Zoo zag 'k en zie 'k nog wie niets peilden prat voor Wanen strijden
Maar trouw liet 'k stil me alleen door 's diepsten Geestes stuwing leiden
Al klaagt men kleintjes, dat 'k voor 't Nieuwste - O, Ziel, die lijdt hier! - sliep.
| |
| |
| |
CDXXXIV.
Minachtte ik lieden? Ja, hol-fieren. 't Loopt hier vreemd; men schrijft
Uit vollen Zielswil, vijftig jaren, in alwijdst, puur Voelen
Geweetne Zieningen des diepsten Geestes, die bedoelen
Zingend te zeggen wat Hij, de Eenge, weet, Die Redder blijft.

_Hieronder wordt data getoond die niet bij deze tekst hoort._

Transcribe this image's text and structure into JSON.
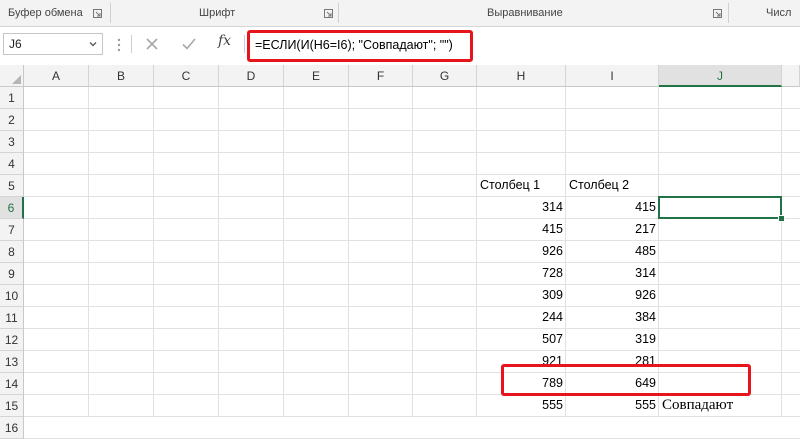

Och, nooit door menschlijk liefdoen in mijn sombre Jeugd verwijfd,
Voel 'k hoog-getrouwe, in al mijn tijden, mij door vredig-zoelen
Breed-diepsten Vloed des Aanzijns in mijn vasten Grond omspoelen,
Tot 'k rustig spreek of jubel 't Klare, Ware wat beklijft.
Maar, ver-in-'t-rond, de gladde vlotte heeren op hun stoelen
Dampend, rad babblen op 't papier hun woorden, daar hen stijft
Hun Hoog-doen, zonder Diepte, dat steeds leek me als 't zot krioelen
Der Wereld, waar steeds 't ééne Wezen tegen 't andere kijft,
Zoowat als diertjes en dan bijt men. 'k Voel, gelaten, zwoelen
Vrede, nu 'k peinzend uitrees boven Menigten aan 't joelen.